Is it possible to define an ANTLR4 grammar, nestable block where begin and end are the same token?


I would like to define a grammar where the start of each block is a tagname starting with the introducer character %. The difference between the start and end is that the start would have parameters within parentheses and the end does not. For example:

%table(parameter-list)
table,data,goes,here
%table

I can write the production in ANTLR like this:

table: '%table' paramlist .*? '%table' ;
paramlist: '(' param? (',' param)* ')' ;

but while this works, it would wrongly identify the start of one table after another if the first one is missing the end table:

%table()
stuff,goes,here
%table()
second,table
%table

Since I want tables to nest, the above example is ambiguous. The start of the second table could be the end of the first, but it is not because of the parentheses.

Is it possible in ANTLR to define the end tag as '%table' which is NOT FOLLOWED BY '(' Or, must I write a grammar with a different tag for the end?

I could require that the end tag be on a line by itself, but it seems weird to arbitrarily require a newline:

table: '%table' paramlist .*? '%table' '\n' ;

Is there any clean way to do this?


Solution

  • table: '%table' paramlist .*? '%table' ;
    

    FYI: .* inside a parser rule does not match zero or more characters but zero or more tokens. Perhaps you are aware of this, perhaps not.

    paramlist: '(' param? (',' param)* ')' ;
    

    param? (',' param)* would allow , a, b to successfully match. You probably want: (param (',' param)* )?

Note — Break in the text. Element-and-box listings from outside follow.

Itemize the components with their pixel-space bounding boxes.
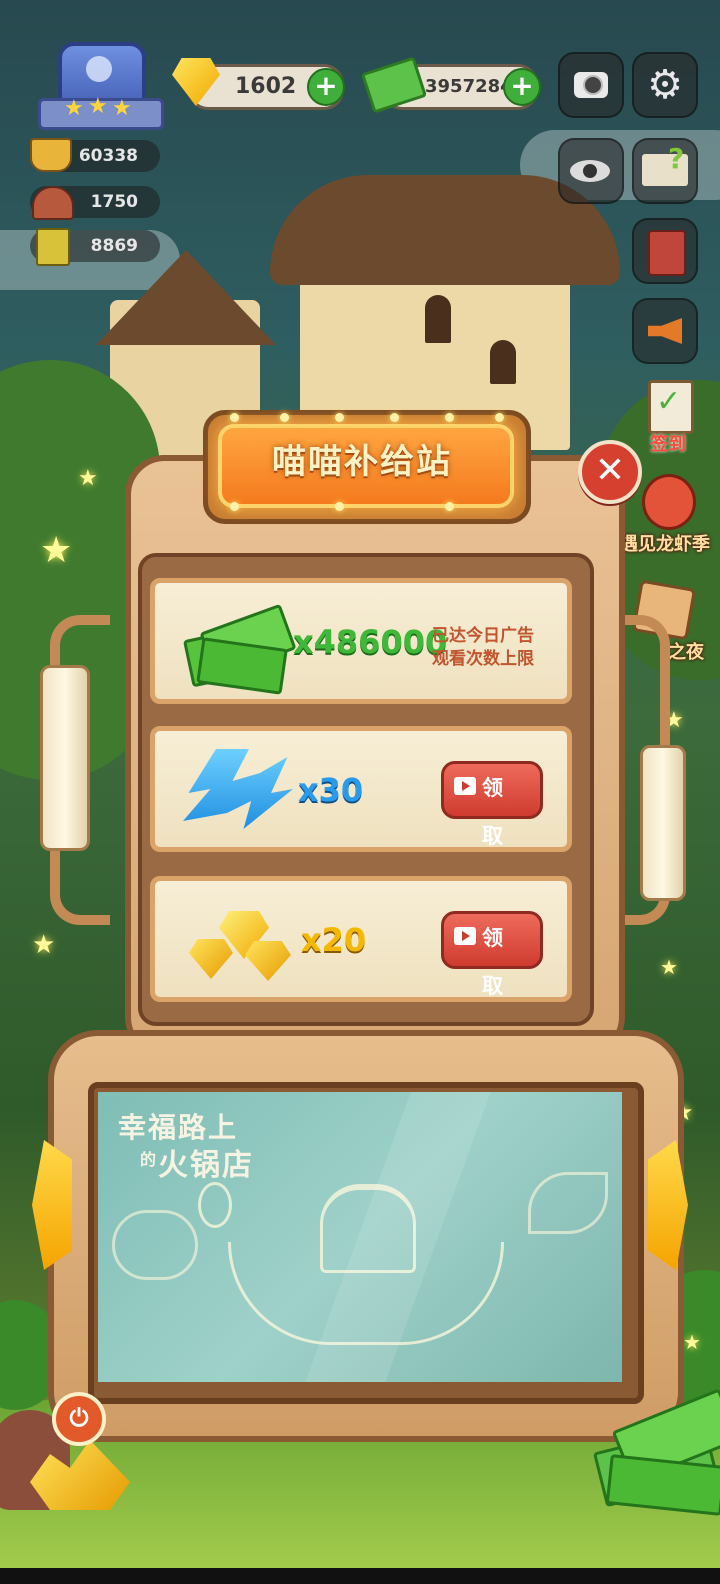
claim-gems-button[interactable]: 领 取	[441, 911, 543, 998]
stat-value-2: 1750	[90, 192, 138, 212]
checkin-label: 签到	[650, 434, 686, 455]
marquee-bulb	[495, 413, 504, 422]
chef-hat-icon	[86, 56, 112, 82]
vegetable-sketch	[112, 1210, 198, 1280]
lobster-icon	[642, 474, 696, 530]
settings-button[interactable]: ⚙	[632, 52, 698, 118]
book-icon	[36, 228, 70, 266]
gold-gem-pile-icon	[185, 899, 295, 983]
view-button[interactable]	[558, 138, 624, 204]
marquee-bulb	[335, 413, 344, 422]
star-icon: ★	[112, 96, 132, 121]
recipe-book-icon	[648, 230, 686, 276]
ad-limit-notice-line1: 已达今日广告	[432, 626, 534, 646]
stat-value-3: 8869	[90, 236, 138, 256]
marquee-bulb	[390, 413, 399, 422]
house-window	[425, 295, 451, 343]
machine-screen: 幸福路上 的 火锅店	[98, 1092, 622, 1382]
cash-bill	[605, 1454, 720, 1516]
claim-gems-label: 领 取	[482, 926, 507, 998]
marquee-bulb	[230, 502, 239, 511]
handle-grip-left	[40, 665, 90, 851]
reward-amount-energy: x30	[298, 771, 364, 809]
gems-value: 1602	[235, 74, 297, 99]
add-cash-button[interactable]: +	[503, 68, 541, 106]
cash-pile-decoration	[592, 1388, 720, 1516]
ladle-sketch	[198, 1182, 232, 1228]
marquee-bulb	[335, 502, 344, 511]
add-gems-button[interactable]: +	[307, 68, 345, 106]
video-ad-icon	[454, 927, 476, 945]
question-mark-icon: ?	[668, 142, 685, 175]
leaf-sketch	[528, 1172, 608, 1234]
event-night-label: 之夜	[668, 642, 704, 663]
cash-value: 3957284	[425, 76, 513, 97]
sparkle-star: ★	[32, 930, 56, 960]
marquee-bulb	[280, 413, 289, 422]
close-icon: ✕	[594, 450, 626, 491]
pot-icon	[30, 138, 72, 172]
eye-pupil	[583, 164, 597, 178]
marquee-bulb	[230, 413, 239, 422]
megaphone-icon	[648, 318, 682, 344]
navigation-bar	[0, 1568, 720, 1584]
guide-button[interactable]: ?	[632, 138, 698, 204]
rank-badge[interactable]: ★ ★ ★	[38, 42, 164, 130]
camera-lens	[583, 75, 603, 95]
house-window	[490, 340, 516, 384]
video-ad-icon	[454, 777, 476, 795]
screen-caption-line2: 火锅店	[158, 1148, 254, 1183]
stat-value-1: 60338	[78, 146, 138, 166]
star-icon: ★	[64, 96, 84, 121]
screen-caption-small: 的	[140, 1150, 157, 1169]
gear-icon: ⚙	[647, 62, 683, 108]
claim-energy-label: 领 取	[482, 776, 507, 848]
recipe-button[interactable]	[632, 218, 698, 284]
reward-amount-cash: x486000	[293, 623, 448, 661]
tower-roof	[96, 250, 276, 345]
handle-grip-right	[640, 745, 686, 901]
gem	[245, 941, 291, 981]
marquee-bulb	[445, 502, 454, 511]
camera-button[interactable]	[558, 52, 624, 118]
reward-row-gems: x20 领 取	[150, 876, 572, 1002]
power-icon: ⏻	[69, 1404, 89, 1432]
cloche-icon	[32, 186, 74, 220]
ad-limit-notice-line2: 观看次数上限	[432, 649, 534, 669]
panel-title: 喵喵补给站	[272, 442, 452, 482]
reward-amount-gems: x20	[301, 921, 367, 959]
reward-row-cash: x486000 已达今日广告 观看次数上限	[150, 578, 572, 704]
cash-stack-icon	[182, 603, 297, 695]
sparkle-star: ★	[78, 466, 98, 491]
event-lobster-label: 遇见龙虾季	[620, 534, 710, 555]
sparkle-star: ★	[40, 530, 73, 571]
marquee-bulb	[445, 413, 454, 422]
star-icon: ★	[88, 94, 108, 119]
gem	[189, 939, 233, 979]
sparkle-star: ★	[660, 955, 678, 979]
checkmark-icon: ✓	[656, 384, 682, 419]
reward-row-energy: x30 领 取	[150, 726, 572, 852]
lightning-icon	[183, 749, 293, 829]
claim-energy-button[interactable]: 领 取	[441, 761, 543, 848]
checkin-button[interactable]: ✓ 签到	[636, 380, 706, 456]
close-button[interactable]: ✕	[578, 440, 642, 504]
power-button[interactable]: ⏻	[52, 1392, 106, 1446]
announcement-button[interactable]	[632, 298, 698, 364]
sparkle-star: ★	[683, 1330, 701, 1354]
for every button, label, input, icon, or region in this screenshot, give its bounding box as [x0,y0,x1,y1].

    As for your question: let the inner part of a table not match the token %table, but only let it match an entire %table() ... %table (so let it match recursively).

    Here's a quick demo:

    grammar Table;
    
    parse
     : table EOF
     ;
    
    table
     : TABLE params table_atom* TABLE
     ;
    
    params
     : '(' ( ID ( ',' ID )* )? ')'
     ;
    
    table_atom
     : ~TABLE // match any token other than `TABLE`
     | table
     ;
    
    TABLE
     : '%table'
     ;
    
    ID
     : [a-zA-Z]+
     ;
    
    SPACE
     : [ \t\r\n] -> skip
     ;
    

    which will parse the input:

    %table(a,b)
      table,data
      %table()
        x,y,z
      %table
      goes,here
    %table
    

    as follows:

    enter image description here